Les résultats du bac 2026 au Tchad viennent d’être dévoilés, révélant une année d’examens exigeants où près de 43 % des candidats n’ont pas obtenu leur diplôme du premier coup. À N’Djamena comme dans les autres régions du pays, les émotions oscillent entre joie pour les admis et déception pour ceux qui devront repasser les épreuves.
Des chiffres qui parlent : succès et échecs en demi-teinte
Avec un total de 106 231 candidats inscrits, cette édition du baccalauréat au Tchad confirme son caractère sélectif. Seulement 26,24 % des participants ont été admis directement, tandis que 30,80 % sont déclarés admissibles et devront passer les épreuves complémentaires. En revanche, 42,96 % des inscrits n’ont pas réussi à franchir la première étape, un chiffre qui reflète les difficultés rencontrées par une partie des élèves.
Les taux de réussite varient considérablement selon les séries. La série DA mène le classement avec un taux d’admission directe de 79,28 %, suivie de près par la série AB (73,42 %) et la série CA (60,87 %). À l’opposé, la série G2A affiche un taux d’admis directe de seulement 11,76 %, tandis que la série D, bien que la plus plébiscitée avec 25 952 candidats, ne compte que 23,32 % d’admis directement.
Les raisons d’un échec : au-delà des chiffres
Derrière ces statistiques se cachent des réalités humaines et structurelles. Les candidats échouent pour des raisons multiples : préparation insuffisante, contraintes financières, manque de supports pédagogiques, ou encore pression psychologique. Les classes surchargées et les interruptions scolaires liées à la situation du pays aggravent également les difficultés.

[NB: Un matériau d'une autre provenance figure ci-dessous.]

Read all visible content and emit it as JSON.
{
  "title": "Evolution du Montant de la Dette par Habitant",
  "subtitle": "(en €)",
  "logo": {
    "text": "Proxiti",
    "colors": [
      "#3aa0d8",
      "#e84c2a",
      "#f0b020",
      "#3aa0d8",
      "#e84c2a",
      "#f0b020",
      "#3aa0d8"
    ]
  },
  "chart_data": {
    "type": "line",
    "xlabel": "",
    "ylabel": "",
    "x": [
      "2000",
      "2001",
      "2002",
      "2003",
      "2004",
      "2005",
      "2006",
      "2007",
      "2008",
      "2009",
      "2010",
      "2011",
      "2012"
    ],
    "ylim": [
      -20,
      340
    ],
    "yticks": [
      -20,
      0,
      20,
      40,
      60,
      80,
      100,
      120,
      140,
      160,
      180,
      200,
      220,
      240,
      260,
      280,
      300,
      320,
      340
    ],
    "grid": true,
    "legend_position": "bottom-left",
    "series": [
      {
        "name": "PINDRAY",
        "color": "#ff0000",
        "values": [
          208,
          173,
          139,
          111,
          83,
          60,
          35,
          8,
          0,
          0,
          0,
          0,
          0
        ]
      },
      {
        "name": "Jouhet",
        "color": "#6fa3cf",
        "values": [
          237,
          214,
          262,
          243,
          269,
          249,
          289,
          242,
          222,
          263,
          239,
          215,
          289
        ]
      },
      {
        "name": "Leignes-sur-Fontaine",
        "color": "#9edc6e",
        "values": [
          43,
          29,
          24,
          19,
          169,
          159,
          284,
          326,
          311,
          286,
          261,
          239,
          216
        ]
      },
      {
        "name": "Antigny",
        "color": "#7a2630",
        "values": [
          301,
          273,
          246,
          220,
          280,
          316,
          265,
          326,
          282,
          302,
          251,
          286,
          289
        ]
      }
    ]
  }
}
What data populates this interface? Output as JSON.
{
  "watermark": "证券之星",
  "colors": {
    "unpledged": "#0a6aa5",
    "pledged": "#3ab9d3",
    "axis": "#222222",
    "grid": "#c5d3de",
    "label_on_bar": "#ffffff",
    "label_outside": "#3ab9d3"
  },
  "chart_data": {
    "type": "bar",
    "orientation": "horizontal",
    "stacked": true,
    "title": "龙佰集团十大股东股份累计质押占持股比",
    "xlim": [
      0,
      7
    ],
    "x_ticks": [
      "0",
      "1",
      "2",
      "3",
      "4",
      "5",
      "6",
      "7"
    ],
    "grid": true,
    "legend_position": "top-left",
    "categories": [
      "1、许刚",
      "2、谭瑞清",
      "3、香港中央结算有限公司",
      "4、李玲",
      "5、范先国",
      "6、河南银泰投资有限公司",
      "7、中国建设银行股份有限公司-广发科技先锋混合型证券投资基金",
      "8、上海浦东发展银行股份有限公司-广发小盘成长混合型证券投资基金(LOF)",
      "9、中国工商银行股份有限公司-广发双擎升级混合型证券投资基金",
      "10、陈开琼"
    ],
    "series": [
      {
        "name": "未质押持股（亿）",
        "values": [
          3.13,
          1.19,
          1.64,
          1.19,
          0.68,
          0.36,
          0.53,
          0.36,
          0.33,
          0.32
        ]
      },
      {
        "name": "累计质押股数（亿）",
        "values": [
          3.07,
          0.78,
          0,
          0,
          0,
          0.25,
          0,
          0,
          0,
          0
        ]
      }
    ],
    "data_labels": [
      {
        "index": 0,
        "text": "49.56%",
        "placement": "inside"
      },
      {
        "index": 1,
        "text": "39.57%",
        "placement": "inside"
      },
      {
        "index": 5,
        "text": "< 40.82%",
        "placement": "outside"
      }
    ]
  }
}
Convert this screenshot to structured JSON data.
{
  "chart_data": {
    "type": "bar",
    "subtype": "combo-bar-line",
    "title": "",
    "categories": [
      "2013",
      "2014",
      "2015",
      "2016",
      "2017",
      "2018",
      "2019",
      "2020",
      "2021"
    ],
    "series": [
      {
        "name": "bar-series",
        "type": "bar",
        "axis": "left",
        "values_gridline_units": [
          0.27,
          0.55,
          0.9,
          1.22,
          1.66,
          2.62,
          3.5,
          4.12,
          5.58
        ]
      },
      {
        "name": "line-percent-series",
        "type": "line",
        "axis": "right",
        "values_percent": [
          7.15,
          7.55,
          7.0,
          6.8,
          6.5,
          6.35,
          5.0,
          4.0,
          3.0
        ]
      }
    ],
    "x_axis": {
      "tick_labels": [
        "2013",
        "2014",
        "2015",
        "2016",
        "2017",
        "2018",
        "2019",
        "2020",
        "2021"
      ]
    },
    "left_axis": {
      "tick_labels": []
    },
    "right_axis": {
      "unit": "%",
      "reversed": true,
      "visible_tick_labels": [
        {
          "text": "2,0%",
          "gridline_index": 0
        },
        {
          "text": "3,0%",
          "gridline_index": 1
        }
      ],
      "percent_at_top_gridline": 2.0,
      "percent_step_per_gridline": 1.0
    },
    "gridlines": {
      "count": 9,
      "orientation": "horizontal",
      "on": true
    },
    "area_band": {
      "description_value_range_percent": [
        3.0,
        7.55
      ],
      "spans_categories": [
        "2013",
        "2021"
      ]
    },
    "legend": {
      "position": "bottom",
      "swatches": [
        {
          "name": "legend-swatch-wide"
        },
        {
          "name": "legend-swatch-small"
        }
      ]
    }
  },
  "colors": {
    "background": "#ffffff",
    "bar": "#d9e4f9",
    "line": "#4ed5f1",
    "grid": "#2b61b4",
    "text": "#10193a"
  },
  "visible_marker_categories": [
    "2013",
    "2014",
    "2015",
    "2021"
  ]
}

Pourtant, un échec au bac n’est pas une condamnation. De nombreuses figures publiques ont surmonté des revers initiaux pour s’épanouir plus tard. Les jeunes concernés doivent y voir une opportunité de rebond plutôt qu’une fin en soi. Les familles, les écoles et les autorités ont un rôle clé à jouer pour les accompagner : cours de rattrapage, suivi personnalisé et meilleure orientation pourraient faire la différence lors des prochaines sessions.
Seconde chance et encouragement : la clé de la persévérance
Pour les 32 722 candidats admissibles, les épreuves complémentaires représentent une ultime opportunité. Quant aux autres, ils peuvent se préparer pour une nouvelle tentative, en tirant les leçons de cette expérience. Les autorités éducatives sont appelées à renforcer les dispositifs d’accompagnement, tandis que les familles doivent encourager leurs enfants à persévérer.
Comme le rappelle un proverbe africain : « La chute ne définit pas la fin du chemin ; c’est l’abandon qui la scelle. » Un résultat décevant aujourd’hui ne doit pas fermer les portes de demain. Avec du travail et de la détermination, chaque candidat peut transformer ce défi en tremplin vers la réussite.